De plus, après une greffe, il ne suffit pas que les cellules survivent dans le cerveau du patient. Elles doivent s’intégrer fonctionnellement, c’est-à-dire établir des connexions appropriées avec les neurones survivants pour rétablir la communication neuronale. Il s’agit de reconstruire non seulement la structure d’un pont, mais aussi son trafic : les connexions doivent être établies de la bonne manière pour que l’information circule. Par conséquent, le défi de l’AVC consiste à recâbler le cerveau, en plus d’ajouter de nouvelles cellules.
Le génie génétique, une nouvelle approche
C’est là que le génie génétique entre en jeu, une technologie révolutionnaire qui permet de modifier les cellules pour les rendre plus efficaces, plus résistantes ou plus aptes à s’intégrer dans les tissus endommagés. Dans notre cas, nous avons incorporé dans les cellules transplantées le gène codant pour la protéine BDNF (Brain-Derived Neurotrophic Factor, ou Facteur neurotrophique dérivé du cerveau), un facteur de croissance qui favorise la croissance des axones et la formation des synapses.

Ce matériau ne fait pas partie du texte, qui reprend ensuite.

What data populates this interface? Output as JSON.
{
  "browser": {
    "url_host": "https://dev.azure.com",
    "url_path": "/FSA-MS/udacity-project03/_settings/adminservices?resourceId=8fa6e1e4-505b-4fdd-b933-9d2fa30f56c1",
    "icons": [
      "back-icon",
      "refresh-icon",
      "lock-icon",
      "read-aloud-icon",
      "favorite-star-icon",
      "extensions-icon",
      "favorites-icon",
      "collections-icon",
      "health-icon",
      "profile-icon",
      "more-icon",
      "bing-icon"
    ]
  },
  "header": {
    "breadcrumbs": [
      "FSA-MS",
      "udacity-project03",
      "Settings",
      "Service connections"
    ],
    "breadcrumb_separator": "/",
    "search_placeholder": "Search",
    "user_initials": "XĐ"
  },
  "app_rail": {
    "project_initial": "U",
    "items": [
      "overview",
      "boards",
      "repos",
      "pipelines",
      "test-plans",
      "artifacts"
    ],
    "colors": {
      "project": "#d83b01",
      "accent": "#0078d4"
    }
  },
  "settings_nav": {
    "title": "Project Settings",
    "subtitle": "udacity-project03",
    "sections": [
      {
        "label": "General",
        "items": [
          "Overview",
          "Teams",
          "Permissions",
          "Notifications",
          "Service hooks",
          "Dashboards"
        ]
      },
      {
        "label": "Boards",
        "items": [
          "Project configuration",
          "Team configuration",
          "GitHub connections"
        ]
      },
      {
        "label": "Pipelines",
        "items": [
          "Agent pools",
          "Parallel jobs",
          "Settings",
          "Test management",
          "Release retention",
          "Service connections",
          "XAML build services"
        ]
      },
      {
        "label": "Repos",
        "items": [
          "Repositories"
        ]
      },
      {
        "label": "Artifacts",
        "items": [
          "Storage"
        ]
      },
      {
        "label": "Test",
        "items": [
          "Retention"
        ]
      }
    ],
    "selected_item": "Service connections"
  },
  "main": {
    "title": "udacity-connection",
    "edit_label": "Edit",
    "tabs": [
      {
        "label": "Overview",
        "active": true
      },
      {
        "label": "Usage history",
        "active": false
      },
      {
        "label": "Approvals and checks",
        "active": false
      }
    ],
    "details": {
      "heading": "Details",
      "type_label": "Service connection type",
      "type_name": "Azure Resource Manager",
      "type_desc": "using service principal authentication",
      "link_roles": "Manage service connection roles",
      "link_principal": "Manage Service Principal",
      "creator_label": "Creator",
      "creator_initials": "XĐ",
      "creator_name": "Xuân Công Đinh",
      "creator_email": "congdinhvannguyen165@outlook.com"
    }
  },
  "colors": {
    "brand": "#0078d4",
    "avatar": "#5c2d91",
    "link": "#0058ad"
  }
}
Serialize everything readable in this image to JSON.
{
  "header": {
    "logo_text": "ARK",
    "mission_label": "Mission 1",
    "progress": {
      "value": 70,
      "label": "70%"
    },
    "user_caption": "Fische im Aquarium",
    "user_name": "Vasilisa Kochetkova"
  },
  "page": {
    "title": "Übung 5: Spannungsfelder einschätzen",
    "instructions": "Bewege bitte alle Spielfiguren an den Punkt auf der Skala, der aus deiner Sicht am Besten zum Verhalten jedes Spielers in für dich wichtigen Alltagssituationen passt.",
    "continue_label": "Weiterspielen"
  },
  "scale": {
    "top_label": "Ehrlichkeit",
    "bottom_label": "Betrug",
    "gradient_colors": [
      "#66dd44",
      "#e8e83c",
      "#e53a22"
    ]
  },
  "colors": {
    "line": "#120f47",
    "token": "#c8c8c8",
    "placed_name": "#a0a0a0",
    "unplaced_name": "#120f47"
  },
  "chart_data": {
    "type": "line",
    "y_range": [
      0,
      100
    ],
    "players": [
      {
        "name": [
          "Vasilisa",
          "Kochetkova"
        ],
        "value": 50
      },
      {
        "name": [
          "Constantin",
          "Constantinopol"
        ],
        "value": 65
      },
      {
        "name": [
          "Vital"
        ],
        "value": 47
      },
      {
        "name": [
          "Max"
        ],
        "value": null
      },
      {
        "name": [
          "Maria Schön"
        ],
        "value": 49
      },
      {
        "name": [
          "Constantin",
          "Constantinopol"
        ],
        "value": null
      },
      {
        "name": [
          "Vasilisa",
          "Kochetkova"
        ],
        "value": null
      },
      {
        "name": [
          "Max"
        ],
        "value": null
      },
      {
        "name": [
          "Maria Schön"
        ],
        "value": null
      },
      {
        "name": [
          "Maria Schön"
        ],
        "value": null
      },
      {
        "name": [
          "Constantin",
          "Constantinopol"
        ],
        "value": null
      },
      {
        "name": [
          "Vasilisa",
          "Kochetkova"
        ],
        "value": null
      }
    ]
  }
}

Notre objectif est de faciliter l’intégration fonctionnelle des nouveaux neurones dans le cerveau lésé, une étape clé pour restaurer la communication neuronale.

Adapté de IJMS.
Cette capacité de manipulation génétique soulève des questions éthiques importantes, notamment concernant les limites de son application et ses éventuels effets à long terme. Les premières greffes de cellules chez les patients atteints de la maladie de Parkinson utilisaient des cellules d’origine fœtale, ce qui suscitait des débats. Aujourd’hui, grâce aux travaux du chercheur japonais Shinya Yamanaka, lauréat du prix Nobel de médecine en 2012, et sa découverte des cellules souches pluripotentes induites (iPS), il est possible de générer des cellules souches à partir des propres cellules adultes du patient. La génération de ces cellules iPS à partir de biopsies cutanées est désormais une pratique courante.
Ainsi, la plupart des préoccupations éthiques liées à l’utilisation d’embryons sont levées et le risque de rejet immunologique est réduit. La question n’est plus de savoir si l’on peut modifier les cellules pour réparer le cerveau, mais selon quels critères, sous quelle réglementation et avec quelle responsabilité. L’histoire de la médecine est jalonnée de petites victoires contre l’impossible. Il y a quelques décennies à peine, l’idée de guérir un cerveau endommagé semblait relever du rêve. Aujourd’hui, grâce à la convergence de la biologie, du génie génétique et de la médecine régénérative, ce rêve commence à prendre forme. De nombreux défis restent à relever, mais chaque nouvelle avancée nous rappelle une vérité essentielle : le cerveau peut non seulement apprendre, mais aussi se réparer.